Daley competed in three consecutive Summer Olympic Games in Munich in 1972, Montreal in 1976 and Moscow in 1980.
Fast-forward to 2021 and Daley, who won gold in the 400 metres event at the 1971 Central American and Caribbean Games, currently leads a lonely life in a nursing home at Schulman & Schachne in New York City.
And even though he cannot move around without using a walker, due to suffering a stroke, Daley finds solace in remembering his glory days as a runner and from time to time the 71 year old hallucinates about being called up for trials with the senior Jamaica men’s track team.
Despite these infrequent hallucinations, he manages to keep himself abreast with the latest updates on the Olympic Games to be held in Tokyo, Japan, according to his sister Sylvia Daley.
Sylvia told the Jamaica
Observer that she tries to communicate with him on a weekly basis but said he would be in a much better place, mentally, if he wasn’t harbouring feelings of abandonment from friends and associates. She said it may be as a result of people being unaware of his current status and location, and she would be grateful if those who were once close to him began rallying around him again.
“For the last four years he has been in a nursing home. Alfred had a stroke some years ago and for the last five years he needs help because he has a balance issue when he walks, and so he is in a nursing home in Brooklyn. He has been doin, well, thank God. He hasn’t been ill otherwise. Thank God he has remained healthy throughout this period and we expect that he will continue to remain healthy. Each week, on Tuesdays at around 2:00 o’clock, we speak for half an hour on Face Time with Alfred.
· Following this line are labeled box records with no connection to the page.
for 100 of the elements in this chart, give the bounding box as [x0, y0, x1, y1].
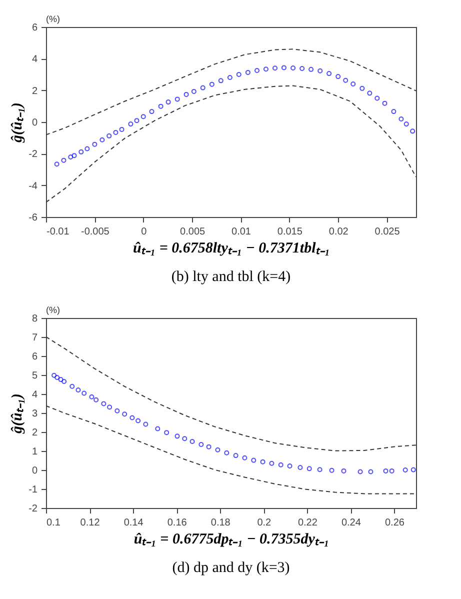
y-tick-label: 4	[32, 54, 38, 66]
point	[233, 453, 238, 458]
point	[62, 378, 67, 384]
x-tick-label: 0.015	[277, 226, 303, 238]
point	[329, 468, 334, 473]
x-tick-label: 0.01	[232, 226, 252, 238]
point	[174, 96, 180, 102]
x-tick-label: -0.005	[81, 226, 110, 238]
point	[398, 116, 404, 122]
y-tick-label: -2	[28, 149, 38, 160]
point	[72, 153, 77, 158]
point	[236, 72, 242, 77]
point	[89, 394, 94, 400]
point	[272, 66, 278, 71]
point	[122, 412, 128, 417]
point	[114, 408, 120, 414]
point	[128, 122, 134, 127]
point	[149, 109, 154, 114]
x-tick-label: -0.01	[46, 226, 70, 238]
y-tick-label: 4	[32, 390, 38, 400]
y-tick-label: 3	[32, 408, 38, 420]
y-tick-label: -1	[28, 484, 38, 496]
point	[245, 70, 250, 75]
x-tick-label: 0.12	[80, 518, 100, 528]
point	[402, 468, 408, 472]
point	[269, 460, 274, 466]
x-tick-label: 0.22	[298, 518, 318, 528]
point	[306, 466, 312, 472]
text: (b) lty and tbl (k=4)	[171, 269, 291, 285]
point	[130, 415, 135, 420]
point	[410, 128, 416, 134]
x-tick-label: 0.24	[341, 518, 362, 528]
point	[263, 66, 268, 72]
point	[78, 149, 84, 154]
point	[136, 418, 141, 424]
y-tick-label: 8	[32, 314, 38, 324]
point	[70, 384, 75, 389]
point	[227, 75, 232, 80]
point	[119, 126, 124, 132]
point	[260, 459, 266, 464]
point	[164, 430, 170, 436]
x-tick-label: 0.005	[180, 226, 206, 238]
point	[308, 66, 314, 72]
point	[143, 422, 148, 427]
point	[106, 133, 112, 138]
line-series	[46, 336, 416, 452]
point	[374, 96, 380, 101]
point	[367, 90, 372, 96]
point	[84, 146, 90, 152]
point	[278, 462, 284, 468]
point	[287, 464, 292, 469]
x-tick-label: 0.14	[124, 518, 144, 528]
y-tick-label: 2	[32, 86, 38, 97]
point	[206, 444, 212, 450]
point	[107, 404, 112, 410]
x-tick-label: 0.025	[374, 226, 400, 238]
point	[343, 78, 348, 83]
point	[410, 467, 416, 472]
point	[200, 85, 206, 90]
x-axis-title: ûₜ₋₁ = 0.6758ltyₜ₋₁ − 0.7371tblₜ₋₁	[133, 240, 330, 256]
point	[76, 388, 81, 393]
point	[254, 68, 260, 74]
y-tick-label: 2	[32, 428, 38, 438]
point	[52, 372, 57, 378]
point	[54, 374, 60, 380]
line-series	[46, 85, 416, 203]
point	[198, 442, 204, 448]
point	[383, 468, 388, 474]
point	[300, 66, 305, 71]
x-tick-label: 0.26	[385, 518, 405, 528]
point	[391, 109, 396, 114]
point	[100, 137, 105, 142]
y-tick-label: 0	[32, 118, 38, 128]
point	[242, 455, 248, 460]
point	[209, 82, 214, 87]
point	[82, 390, 87, 396]
point	[389, 468, 394, 474]
y-tick-label: -6	[28, 212, 38, 224]
point	[58, 377, 64, 382]
x-tick-label: 0.18	[210, 518, 231, 528]
point	[190, 439, 195, 444]
point	[191, 88, 196, 94]
point	[360, 86, 365, 91]
point	[336, 74, 341, 80]
point	[182, 436, 188, 442]
y-tick-label: 1	[32, 446, 38, 458]
line-series	[46, 48, 416, 136]
x-tick-label: 0	[141, 226, 148, 238]
point	[404, 122, 409, 127]
y-axis-title: ĝ(ûₜ₋₁)	[10, 102, 26, 144]
point	[184, 92, 189, 97]
y-tick-label: -2	[28, 504, 38, 514]
point	[326, 71, 332, 76]
point	[358, 469, 363, 474]
point	[281, 65, 286, 70]
text: (d) dp and dy (k=3)	[172, 560, 290, 576]
y-axis-title: ĝ(ûₜ₋₁)	[10, 393, 26, 435]
y-tick-label: 5	[32, 370, 38, 382]
point	[318, 68, 323, 74]
y-tick-label: 6	[32, 22, 38, 34]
“He is fine and is reading all he can on the upcoming Olympics in Tokyo. He is still a big track and field enthusiast. He watches football, baseball and other sports but track and field is his love. A handful of his track and field friends visit him at Schulman & Schachne nursing home, however we would very much like his many friends to give him a call or get in touch with him. He longs to see and hear from them. He has a lot of old friends living in the tri-state area but they just don’t know where he is or what the situation is,” she told the Sunday Observer.